Friday, December 02, 2005

On a rush

I am that person you hate.
The suckout King.
I've been on quite a rush the last couple of days, the kind of rush where you are a genius all the time for going all in with 10,10 because even though the guy turns over Q,Q you will win, and sure enough, you spike the 10 on the river for a $50 pot.
It's the kind of run when you can't get knocked out of a SnG, even though you go all in with 3,3 and the guy has K,K because you get the straight.
It's also the kind of rush when you have 3,3, sneak in cheaply, and you get 10,10,3 on the flop, and you raise, and you get not only one but two callers, and they both call your all in.
This is what makes poker so addictive. You scrape and scratch all year for runs like these, when you can do no wrong, even when you do wrong.

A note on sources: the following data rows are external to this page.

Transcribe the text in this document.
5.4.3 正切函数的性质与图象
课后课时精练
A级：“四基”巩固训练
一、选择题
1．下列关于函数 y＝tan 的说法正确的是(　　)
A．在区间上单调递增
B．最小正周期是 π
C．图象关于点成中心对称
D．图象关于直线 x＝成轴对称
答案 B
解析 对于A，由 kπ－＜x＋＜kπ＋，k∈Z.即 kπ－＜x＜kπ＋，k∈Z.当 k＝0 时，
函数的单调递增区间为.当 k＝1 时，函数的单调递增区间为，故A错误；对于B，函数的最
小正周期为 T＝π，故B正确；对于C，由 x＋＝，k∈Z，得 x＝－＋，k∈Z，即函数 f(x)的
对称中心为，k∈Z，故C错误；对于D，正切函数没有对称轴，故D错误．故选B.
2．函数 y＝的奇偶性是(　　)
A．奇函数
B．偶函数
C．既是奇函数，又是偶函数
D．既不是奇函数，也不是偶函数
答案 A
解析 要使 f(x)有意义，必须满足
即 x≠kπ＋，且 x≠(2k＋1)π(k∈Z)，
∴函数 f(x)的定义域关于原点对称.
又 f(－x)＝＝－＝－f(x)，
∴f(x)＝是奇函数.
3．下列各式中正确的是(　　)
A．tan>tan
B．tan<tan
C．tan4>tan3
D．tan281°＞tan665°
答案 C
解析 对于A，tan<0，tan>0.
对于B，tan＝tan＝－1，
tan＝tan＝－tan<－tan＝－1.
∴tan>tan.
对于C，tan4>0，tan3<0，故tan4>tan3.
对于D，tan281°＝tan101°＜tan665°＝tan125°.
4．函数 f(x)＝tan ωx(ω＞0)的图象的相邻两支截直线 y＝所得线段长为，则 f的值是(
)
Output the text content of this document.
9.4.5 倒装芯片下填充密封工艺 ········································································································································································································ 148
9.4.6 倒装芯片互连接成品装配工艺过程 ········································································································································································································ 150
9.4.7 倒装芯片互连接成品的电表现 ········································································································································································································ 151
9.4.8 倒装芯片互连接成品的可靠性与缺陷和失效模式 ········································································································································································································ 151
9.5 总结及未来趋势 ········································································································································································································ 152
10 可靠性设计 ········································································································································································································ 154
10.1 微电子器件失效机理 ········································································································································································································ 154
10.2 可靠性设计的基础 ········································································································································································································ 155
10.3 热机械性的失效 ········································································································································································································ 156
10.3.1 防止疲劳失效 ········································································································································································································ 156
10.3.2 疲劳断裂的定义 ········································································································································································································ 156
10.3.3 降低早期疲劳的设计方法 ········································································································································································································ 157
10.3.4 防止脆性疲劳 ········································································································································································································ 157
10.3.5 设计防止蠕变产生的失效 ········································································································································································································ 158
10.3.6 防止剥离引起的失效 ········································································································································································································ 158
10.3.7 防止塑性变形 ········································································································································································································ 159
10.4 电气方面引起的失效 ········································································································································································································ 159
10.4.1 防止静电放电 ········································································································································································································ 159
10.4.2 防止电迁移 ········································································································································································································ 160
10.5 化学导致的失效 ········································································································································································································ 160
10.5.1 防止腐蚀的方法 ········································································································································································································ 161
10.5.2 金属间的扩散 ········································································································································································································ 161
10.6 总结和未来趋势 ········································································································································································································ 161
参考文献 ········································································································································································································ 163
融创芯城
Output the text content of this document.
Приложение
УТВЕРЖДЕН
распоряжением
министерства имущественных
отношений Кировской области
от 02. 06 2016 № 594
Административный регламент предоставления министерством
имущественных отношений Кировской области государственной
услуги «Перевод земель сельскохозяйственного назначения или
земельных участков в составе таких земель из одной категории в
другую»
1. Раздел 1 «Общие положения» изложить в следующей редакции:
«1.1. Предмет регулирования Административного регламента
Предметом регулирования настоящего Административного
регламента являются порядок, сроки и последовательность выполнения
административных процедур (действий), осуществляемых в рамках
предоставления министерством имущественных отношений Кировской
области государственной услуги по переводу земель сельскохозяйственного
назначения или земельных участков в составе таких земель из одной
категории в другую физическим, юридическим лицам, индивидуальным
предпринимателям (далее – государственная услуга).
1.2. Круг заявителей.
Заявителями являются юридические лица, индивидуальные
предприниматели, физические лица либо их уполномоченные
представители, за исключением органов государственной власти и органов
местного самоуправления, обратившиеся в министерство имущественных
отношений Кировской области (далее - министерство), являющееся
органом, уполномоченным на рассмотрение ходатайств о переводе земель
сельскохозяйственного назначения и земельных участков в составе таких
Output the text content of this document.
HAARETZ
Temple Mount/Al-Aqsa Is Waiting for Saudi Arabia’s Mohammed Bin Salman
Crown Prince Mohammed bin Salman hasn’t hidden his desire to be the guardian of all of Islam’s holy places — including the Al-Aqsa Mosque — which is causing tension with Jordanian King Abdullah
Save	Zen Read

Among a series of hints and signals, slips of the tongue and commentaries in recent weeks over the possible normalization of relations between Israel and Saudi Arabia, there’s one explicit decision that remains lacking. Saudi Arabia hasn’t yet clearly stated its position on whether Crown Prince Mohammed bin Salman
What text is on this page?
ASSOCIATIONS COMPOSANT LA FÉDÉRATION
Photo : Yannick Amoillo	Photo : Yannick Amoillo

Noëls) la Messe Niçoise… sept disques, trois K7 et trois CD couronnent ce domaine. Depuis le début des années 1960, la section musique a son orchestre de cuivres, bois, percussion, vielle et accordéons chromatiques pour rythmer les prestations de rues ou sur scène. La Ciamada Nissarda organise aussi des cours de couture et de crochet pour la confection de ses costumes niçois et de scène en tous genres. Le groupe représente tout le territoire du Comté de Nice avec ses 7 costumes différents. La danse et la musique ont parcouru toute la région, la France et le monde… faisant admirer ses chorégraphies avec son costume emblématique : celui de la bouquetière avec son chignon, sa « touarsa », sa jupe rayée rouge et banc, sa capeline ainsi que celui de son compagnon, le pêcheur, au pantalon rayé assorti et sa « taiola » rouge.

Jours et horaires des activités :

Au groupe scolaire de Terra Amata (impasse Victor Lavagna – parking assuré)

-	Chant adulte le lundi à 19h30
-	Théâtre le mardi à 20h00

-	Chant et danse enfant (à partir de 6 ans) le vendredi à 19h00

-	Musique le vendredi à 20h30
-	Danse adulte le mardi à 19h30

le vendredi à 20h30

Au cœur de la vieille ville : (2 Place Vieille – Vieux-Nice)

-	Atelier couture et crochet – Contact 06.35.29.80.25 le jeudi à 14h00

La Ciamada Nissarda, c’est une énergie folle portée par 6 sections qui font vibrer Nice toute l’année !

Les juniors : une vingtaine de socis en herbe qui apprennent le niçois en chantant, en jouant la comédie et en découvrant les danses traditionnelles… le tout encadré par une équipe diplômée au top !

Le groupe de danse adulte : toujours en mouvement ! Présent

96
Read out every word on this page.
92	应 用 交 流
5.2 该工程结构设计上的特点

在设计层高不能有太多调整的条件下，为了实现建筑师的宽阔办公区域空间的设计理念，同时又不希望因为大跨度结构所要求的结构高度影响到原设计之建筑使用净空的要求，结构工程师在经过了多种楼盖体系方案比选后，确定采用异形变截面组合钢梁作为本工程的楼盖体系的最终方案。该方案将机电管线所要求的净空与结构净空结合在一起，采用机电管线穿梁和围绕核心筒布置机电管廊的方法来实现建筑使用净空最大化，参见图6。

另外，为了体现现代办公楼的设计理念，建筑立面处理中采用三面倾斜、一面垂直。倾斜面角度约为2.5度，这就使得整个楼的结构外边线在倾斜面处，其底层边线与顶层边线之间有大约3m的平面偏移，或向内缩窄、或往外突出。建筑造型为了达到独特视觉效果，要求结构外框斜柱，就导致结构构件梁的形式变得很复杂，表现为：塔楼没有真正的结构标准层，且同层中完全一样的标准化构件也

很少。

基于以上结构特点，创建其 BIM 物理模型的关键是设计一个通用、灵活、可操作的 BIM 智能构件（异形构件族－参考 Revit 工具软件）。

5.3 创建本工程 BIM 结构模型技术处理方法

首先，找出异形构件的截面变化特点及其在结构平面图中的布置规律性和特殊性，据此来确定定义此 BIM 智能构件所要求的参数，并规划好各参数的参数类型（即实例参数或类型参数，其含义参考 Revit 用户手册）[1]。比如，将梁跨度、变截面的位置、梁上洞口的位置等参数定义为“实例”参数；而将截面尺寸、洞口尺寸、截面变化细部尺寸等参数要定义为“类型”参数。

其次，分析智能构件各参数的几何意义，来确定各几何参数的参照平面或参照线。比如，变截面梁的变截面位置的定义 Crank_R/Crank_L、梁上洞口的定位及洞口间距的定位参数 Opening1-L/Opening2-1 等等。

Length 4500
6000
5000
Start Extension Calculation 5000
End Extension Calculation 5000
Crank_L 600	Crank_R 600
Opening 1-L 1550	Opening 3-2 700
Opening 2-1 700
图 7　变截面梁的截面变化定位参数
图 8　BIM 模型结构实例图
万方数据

And the best thing? This follows a two-week struggle of missed flushes, frozen flops, horrible rivers and bad suckouts on your own. You were down, way down at Hollywood trying to clear a bonus, and the only thing that helped you was your old standbys, the SnGs.
I hope this lasts tommorow, Saturday. I love the confidence I feel right now, the action, the hands coming my way.
The trick is to keep the confidence but forget about these last couple of nights. They don't happen all the time. They don't even happen most of the time.
But when they do, well, that's why we play poker.